パートナー企業のソリューション開発をサポート
山田氏は、会議室の空調機の動作確認と工場の機械の稼働状況について、「BizStack Assistant」のチャットで確認する様子をデモンストレーションした。
「人感センサーの現在の状況を教えてください」「3号機の現在の電流値を教えてください」といった、さながら現場の担当者に口頭で尋ねるような手軽さと自然さでセンサーデータを確認でき、「ちなみに、1週間分のデータをグラフ化してくれますか」と言葉を継ぐ形でグラフも表示された。
IoTは現在、土木/建設や交通、ファシリティマネジメントといった社会インフラで多く採用されている。MODEの主なターゲットもそうした領域で、多様なIoTセンサーを簡単に、ニーズによっては複数センサーも融合して活用できる状況をBizStackとBizStack Assistant、そしてパートナープログラムによりサポートしていく。

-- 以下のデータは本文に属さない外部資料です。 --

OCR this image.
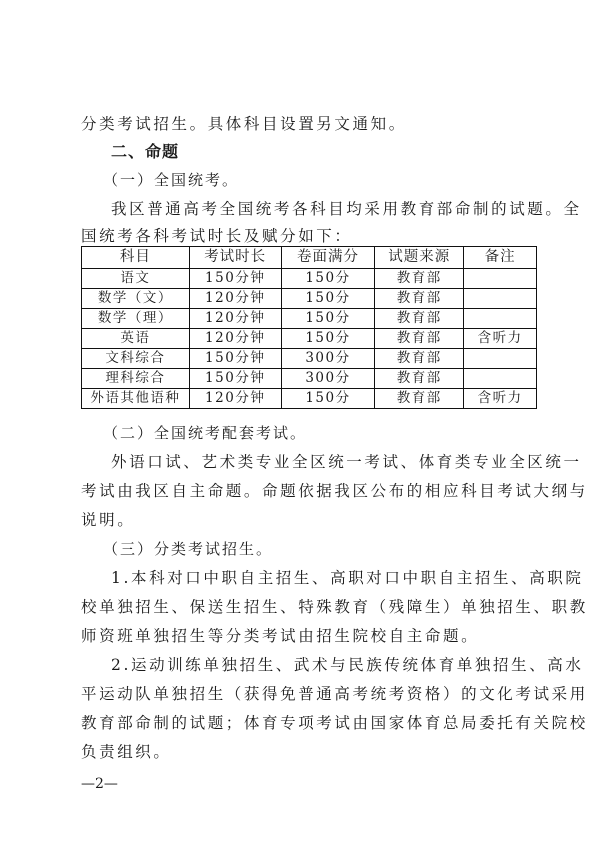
分类考试招生。具体科目设置另文通知。
二、命题
（一）全国统考。
我区普通高考全国统考各科目均采用教育部命制的试题。全
国统考各科考试时长及赋分如下：
科目	考试时长	卷面满分	试题来源	备注
语文	150分钟	150分	教育部	
数学（文）	120分钟	150分	教育部	
数学（理）	120分钟	150分	教育部	
英语	120分钟	150分	教育部	含听力
文科综合	150分钟	300分	教育部	
理科综合	150分钟	300分	教育部	
外语其他语种	120分钟	150分	教育部	含听力
（二）全国统考配套考试。
外语口试、艺术类专业全区统一考试、体育类专业全区统一
考试由我区自主命题。命题依据我区公布的相应科目考试大纲与
说明。
（三）分类考试招生。
1.本科对口中职自主招生、高职对口中职自主招生、高职院
校单独招生、保送生招生、特殊教育（残障生）单独招生、职教
师资班单独招生等分类考试由招生院校自主命题。
2.运动训练单独招生、武术与民族传统体育单独招生、高水
平运动队单独招生（获得免普通高考统考资格）的文化考试采用
教育部命制的试题；体育专项考试由国家体育总局委托有关院校
负责组织。
—2—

これにより、現状は可視化だけで終わっているケースの多いIoTのより実際的な活用や、コスト削減、デバイスによりデータがサイロ化された状態の解消を進め、現場業務の効率化、異常検知の高度化による安心・安全の実現、さらにその先のDXにつなげるのがMODEの狙いである。
今回のパートナープログラムのアップデートで、パートナー企業はテストフィールドを活用できるメニューが広がり、生成AIを活用したソリューション開発を加速できる。さらに、2023年からは画期的なセンサーを募集・表彰する、MODE Sensor Awardも開催。ものづくり大国・日本におけるセンサー業界の隆盛を後押しするような取り組みも進めている。
最後に山田氏は「パートナーを今年70社、来年には100社へと増やし、日本一のIoTパートナープログラムを目指していきます」と語って、記者発表会を締めた。